Just this month, England’s National Health System introduced a new “Budget Impact Test” to cap drug prices that will intentionally further restrict drug access, even though the delays will break their own pledges to speed up the delivery of drugs to patients and contradict NHS Constitution pledges about timely delivery of care.
Just as important, if the buyer is as dominant as Medicare, a price negotiation could easily lead to new limits on availability of the good, even though prices would be lowered. In the case of prescription drugs, it is only we, the patients, who suffer if the negotiation leads to the negative outcome of limited drug availability. The government has little to lose here; we patients harbor virtually all the risk of the unintended consequences.
What should be done to reduce drug costs?
Instead of even more regulation, the Trump administration’s policy should focus on enhancing competition, the single most important way to alleviate high prices for prescription drugs.
The first step is to deregulate the massive bureaucracy that interferes with new drugs coming to market. Burdensome bureaucratic hurdles have created the extraordinary 14 years in time and $2.5 billion in costs for new drug development and approval (delays for drugs and devices are now far longer than even in Europe), a cost that has multiplied by a factor of 10 in the past decade, according to the Tufts Center for the Study of Drug Development.
The second step is to facilitate generic drugs coming to market — the most powerful price competition to prescription drugs. According to an FDA analysis, the first generic competitor reduces prices only slightly. However, a second generic manufacturer reduces the average price by nearly half. For drugs that attract a large number of generic manufacturers, the average generic price falls to 20% of the branded price and even lower after another seven years.

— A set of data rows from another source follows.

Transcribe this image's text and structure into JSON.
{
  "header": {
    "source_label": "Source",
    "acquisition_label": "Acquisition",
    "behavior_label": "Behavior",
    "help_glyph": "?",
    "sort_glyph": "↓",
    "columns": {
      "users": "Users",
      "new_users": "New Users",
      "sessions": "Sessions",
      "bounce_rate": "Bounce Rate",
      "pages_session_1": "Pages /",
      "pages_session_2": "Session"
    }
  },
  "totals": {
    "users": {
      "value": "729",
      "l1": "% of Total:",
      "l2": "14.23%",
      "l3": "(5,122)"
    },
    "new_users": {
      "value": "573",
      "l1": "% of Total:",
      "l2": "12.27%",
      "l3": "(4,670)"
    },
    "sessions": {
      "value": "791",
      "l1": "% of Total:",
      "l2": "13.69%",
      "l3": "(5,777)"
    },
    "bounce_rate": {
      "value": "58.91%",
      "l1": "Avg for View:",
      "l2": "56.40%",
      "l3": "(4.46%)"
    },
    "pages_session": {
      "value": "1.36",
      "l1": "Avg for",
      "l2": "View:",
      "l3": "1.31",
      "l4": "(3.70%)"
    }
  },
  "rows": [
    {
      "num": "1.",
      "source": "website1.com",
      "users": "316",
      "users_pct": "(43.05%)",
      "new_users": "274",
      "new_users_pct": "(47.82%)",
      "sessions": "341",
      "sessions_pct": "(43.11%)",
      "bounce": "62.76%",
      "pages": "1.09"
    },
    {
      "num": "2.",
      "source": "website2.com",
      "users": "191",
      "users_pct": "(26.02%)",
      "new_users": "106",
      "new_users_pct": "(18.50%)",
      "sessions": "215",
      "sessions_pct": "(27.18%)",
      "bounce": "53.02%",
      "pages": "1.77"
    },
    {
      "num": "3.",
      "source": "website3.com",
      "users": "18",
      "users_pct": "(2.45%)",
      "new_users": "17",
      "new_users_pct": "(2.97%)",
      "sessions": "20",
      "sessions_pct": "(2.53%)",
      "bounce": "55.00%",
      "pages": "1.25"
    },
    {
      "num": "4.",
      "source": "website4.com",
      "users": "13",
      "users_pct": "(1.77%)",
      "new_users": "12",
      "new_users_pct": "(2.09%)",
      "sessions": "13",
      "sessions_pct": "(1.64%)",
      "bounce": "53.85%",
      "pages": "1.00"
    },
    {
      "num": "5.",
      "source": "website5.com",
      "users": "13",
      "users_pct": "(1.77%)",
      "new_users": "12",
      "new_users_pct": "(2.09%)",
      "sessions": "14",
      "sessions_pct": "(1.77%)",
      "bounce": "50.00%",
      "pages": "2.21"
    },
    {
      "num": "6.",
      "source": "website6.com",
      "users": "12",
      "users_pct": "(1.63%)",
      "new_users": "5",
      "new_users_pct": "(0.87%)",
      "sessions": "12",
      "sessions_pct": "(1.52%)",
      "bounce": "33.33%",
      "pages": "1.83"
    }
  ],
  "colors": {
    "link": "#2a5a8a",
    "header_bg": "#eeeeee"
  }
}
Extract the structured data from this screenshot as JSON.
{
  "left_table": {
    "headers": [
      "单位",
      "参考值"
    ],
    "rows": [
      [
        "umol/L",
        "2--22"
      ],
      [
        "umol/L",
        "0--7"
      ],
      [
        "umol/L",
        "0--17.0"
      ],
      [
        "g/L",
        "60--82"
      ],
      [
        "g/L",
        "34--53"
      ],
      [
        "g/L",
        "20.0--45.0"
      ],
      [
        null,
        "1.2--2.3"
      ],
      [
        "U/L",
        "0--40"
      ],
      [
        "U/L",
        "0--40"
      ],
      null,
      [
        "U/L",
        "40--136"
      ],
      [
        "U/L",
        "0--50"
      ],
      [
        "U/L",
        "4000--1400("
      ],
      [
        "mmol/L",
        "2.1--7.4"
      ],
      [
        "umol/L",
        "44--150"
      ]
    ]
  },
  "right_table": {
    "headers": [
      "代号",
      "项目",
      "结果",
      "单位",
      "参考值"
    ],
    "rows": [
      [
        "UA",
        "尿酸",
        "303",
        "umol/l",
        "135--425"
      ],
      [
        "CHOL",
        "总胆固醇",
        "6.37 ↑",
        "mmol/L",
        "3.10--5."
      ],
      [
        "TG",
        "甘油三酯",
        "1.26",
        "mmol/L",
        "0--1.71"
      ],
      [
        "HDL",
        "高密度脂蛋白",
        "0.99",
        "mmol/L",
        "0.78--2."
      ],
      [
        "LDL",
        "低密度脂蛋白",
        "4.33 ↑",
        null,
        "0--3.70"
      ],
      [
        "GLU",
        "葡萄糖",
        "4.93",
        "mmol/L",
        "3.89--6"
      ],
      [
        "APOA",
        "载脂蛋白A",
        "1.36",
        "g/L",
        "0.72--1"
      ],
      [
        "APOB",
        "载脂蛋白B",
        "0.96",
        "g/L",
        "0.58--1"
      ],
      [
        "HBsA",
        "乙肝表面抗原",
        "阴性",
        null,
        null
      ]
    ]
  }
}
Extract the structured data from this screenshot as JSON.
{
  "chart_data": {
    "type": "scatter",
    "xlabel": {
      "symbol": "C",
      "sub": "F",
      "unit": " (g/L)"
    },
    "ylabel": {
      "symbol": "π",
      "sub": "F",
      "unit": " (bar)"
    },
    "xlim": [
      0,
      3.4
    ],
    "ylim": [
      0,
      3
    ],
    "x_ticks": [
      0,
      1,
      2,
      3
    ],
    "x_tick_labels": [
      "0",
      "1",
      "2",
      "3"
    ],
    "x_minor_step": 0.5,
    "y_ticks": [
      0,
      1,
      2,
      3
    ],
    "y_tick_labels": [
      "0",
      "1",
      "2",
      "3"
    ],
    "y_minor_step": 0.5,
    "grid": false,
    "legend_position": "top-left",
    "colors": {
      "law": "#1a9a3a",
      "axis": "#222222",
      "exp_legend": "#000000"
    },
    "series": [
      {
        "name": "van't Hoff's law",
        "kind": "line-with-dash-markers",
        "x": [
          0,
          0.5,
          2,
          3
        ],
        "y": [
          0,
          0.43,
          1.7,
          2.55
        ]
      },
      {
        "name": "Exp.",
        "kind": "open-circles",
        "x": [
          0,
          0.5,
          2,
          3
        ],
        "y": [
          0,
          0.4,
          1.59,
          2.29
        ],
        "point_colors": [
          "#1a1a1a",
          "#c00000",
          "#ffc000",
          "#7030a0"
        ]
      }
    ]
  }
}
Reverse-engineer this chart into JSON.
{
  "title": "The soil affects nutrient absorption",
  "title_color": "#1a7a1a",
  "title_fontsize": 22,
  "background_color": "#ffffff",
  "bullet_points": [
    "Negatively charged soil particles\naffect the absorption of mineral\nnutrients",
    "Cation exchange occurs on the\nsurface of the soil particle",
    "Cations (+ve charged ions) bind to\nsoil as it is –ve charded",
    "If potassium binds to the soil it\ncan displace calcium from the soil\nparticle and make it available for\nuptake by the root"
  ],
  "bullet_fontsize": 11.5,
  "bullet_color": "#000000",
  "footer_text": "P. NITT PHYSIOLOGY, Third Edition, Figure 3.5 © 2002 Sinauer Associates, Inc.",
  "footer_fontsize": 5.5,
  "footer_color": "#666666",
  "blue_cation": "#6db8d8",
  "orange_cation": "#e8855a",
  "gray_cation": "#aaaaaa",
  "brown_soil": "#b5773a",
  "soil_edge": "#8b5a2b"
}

Over the past decade, development costs for generics exploded fivefold while time-to-market scaled from 16 months to 42 months, according to the nominated head of the FDA, Gottlieb. While significant improvements have been made by the FDA in paring down this backlog, this should continue to be the focus.
Let’s further streamline the overly long FDA approval process for lower-cost generic drugs and allow re-importation limited to generic drugs, which have neither new intellectual property nor new active substance risks.
Third, on a broader level, markedly expanding health savings accounts would let consumers control the money and incentivize cost consciousness for all health expenses. The administration should also immediately eliminate the Affordable Care Act taxes and overregulation on the pharmaceutical industry that have been passed on to consumers and have generated unprecedented consolidation that harms patients.
If the new administration doesn’t follow these steps and instead repeats Obamacare’s fundamental mistake of top-down regulation, patients will undoubtedly suffer. Such overregulation would distort markets, limit development of drugs, inhibit innovation and create disincentives for risk-taking. In medical terms, this means more people will die, a consequence proven throughout the world by systems relying on such policies.